Knight Frank representative Vyacheslav Kholopov, the director of the company’s industrial real estate department, gave a presentation on industrial parks in Russia during the first event, titled “Industrial parks: new format on the commercial real estate market.” Knight Frank partner Roman Bourtsev also spoke about the outlook on the agrarian market in Moscow and the regions. Ruslan Gotyzhev, the head of the third-party logistics division, addressed the topic of the services offered by third-party logistics providers in industrial parks.
Roman Bourtsev, Partner at Knight Frank:
“Despite the scarcity of available land within the 30-kilometer zone around Moscow, September-October 2008 witnessed an increase in the supply of land plots on the Moscow region’s agrarian market.
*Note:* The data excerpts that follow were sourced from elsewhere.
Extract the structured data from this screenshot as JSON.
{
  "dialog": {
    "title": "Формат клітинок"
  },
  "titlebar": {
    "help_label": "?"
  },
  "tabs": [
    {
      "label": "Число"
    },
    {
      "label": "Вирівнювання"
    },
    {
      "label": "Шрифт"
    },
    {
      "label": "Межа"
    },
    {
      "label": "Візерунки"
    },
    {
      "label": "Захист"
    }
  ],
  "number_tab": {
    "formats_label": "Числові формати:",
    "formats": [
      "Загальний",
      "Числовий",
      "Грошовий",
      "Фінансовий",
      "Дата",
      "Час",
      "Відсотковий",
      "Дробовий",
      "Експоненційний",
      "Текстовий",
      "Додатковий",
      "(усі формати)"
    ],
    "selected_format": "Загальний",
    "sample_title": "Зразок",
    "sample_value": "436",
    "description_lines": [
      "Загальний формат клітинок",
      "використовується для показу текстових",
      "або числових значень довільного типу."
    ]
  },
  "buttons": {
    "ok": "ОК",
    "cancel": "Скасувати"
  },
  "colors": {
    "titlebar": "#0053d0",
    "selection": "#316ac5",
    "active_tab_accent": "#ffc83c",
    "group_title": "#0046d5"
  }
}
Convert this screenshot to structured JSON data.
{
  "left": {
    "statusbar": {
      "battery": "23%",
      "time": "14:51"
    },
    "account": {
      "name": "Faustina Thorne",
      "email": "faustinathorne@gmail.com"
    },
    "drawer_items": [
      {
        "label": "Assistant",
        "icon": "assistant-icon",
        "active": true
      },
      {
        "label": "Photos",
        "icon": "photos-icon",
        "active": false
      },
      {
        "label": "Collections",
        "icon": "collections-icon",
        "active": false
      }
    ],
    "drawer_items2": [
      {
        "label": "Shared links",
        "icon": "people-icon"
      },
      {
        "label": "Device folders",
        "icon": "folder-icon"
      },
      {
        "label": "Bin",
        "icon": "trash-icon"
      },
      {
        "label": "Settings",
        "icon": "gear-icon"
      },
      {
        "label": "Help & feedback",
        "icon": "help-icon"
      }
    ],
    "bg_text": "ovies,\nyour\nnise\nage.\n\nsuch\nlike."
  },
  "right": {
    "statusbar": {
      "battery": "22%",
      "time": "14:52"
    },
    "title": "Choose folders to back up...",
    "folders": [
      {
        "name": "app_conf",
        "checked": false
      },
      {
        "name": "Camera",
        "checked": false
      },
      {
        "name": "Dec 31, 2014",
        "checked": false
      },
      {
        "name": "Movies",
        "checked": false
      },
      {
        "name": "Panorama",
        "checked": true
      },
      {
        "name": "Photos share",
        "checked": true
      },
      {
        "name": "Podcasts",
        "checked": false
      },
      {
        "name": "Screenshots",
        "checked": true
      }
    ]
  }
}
This is connected with the fact that owners expect to realize their assets at an acceptable price and direct their proceeds toward supporting business. There will be markdowns, but in general only on plots in poor locations or with an undesirable area or shape. All in all, prices will remain stable, and we can predict moderate growth in a year or year and a half.
One of the most promising trends on the agrarian market is land development, which makes it possible to transfer agricultural lands into a different category or to acquire land for communications with the subsequent sale of plots prepared for the construction of industrial facilities.
We can predict that the rent for class A storage facilities in 2009 will be $140-160 per sq. m. per year, depending on the location of the facility, the terms of the contract and the size of the rented area. The maximum adjustment will not exceed 3-5% in the next year.”
Valentin Stobetsky, the director of the office real estate department, and Konstantin Losyukov, the director of the corporate clients division, represented Knight Frank at the “Five o’clock according to office real estate” event; they spoke about trends in market development during the financial crisis. A similar perspective was offered by the representatives of the company’s clients: Alexei Chertkov, the director of the commercial department at the International Banking Institute also talked about the outlook on development, and Roman Shaynurov from Uralseversnab gave examples of successful office projects in the regions.
Valentin Stobetsky, the director of the office real estate department at Knight Frank, was confident that oversaturation does not threaten the Moscow market, since despite the large number of office projects that have appeared, only some of them will be completed in 2009 because of the problems with liquidity and thus the percent of unoccupied buildings on the market will rise to 8-10%. The funding ratio of office space in Moscow is much smaller than the average in Europe. Currently, the majority of investors have a “wait and see” attitude, not only because of the size of the bank financing deficit but also because there is no understanding of the depth of the market’s compensating adjustments.
“The financial crisis is, to a large extent, affecting developers that were recently active in regional markets. In such a situation, banks’ and investors’ trust in the regions decreases significantly. We can predict that by 2011, no more than half of the projects that have appeared in the region will be completed,” noted Mr. Stobetsky.
The two events brought to light the most relevant trends for both sectors and also gave the market participants the opportunity to voice their expectations and predictions. In industrial real estate, it is essential to pay attention to large-scale projects during the crisis; this includes industrial parks, which continue to develop throughout Russia, and also land development, which is the most promising direction for the agrarian market.
The office segment explored aspects of regional development and work with tenants, drawing parallels between the Moscow and European real estate markets. It was noted during the discussion that the global financial crisis has destabilized the real estate market, and as a result, investors’ and developers’ activities have decreased and the constraints on bank financing have substantially increased. Nonetheless, the growth of the office market in Moscow will resume in the long-term, so supply and demand will adjust slightly.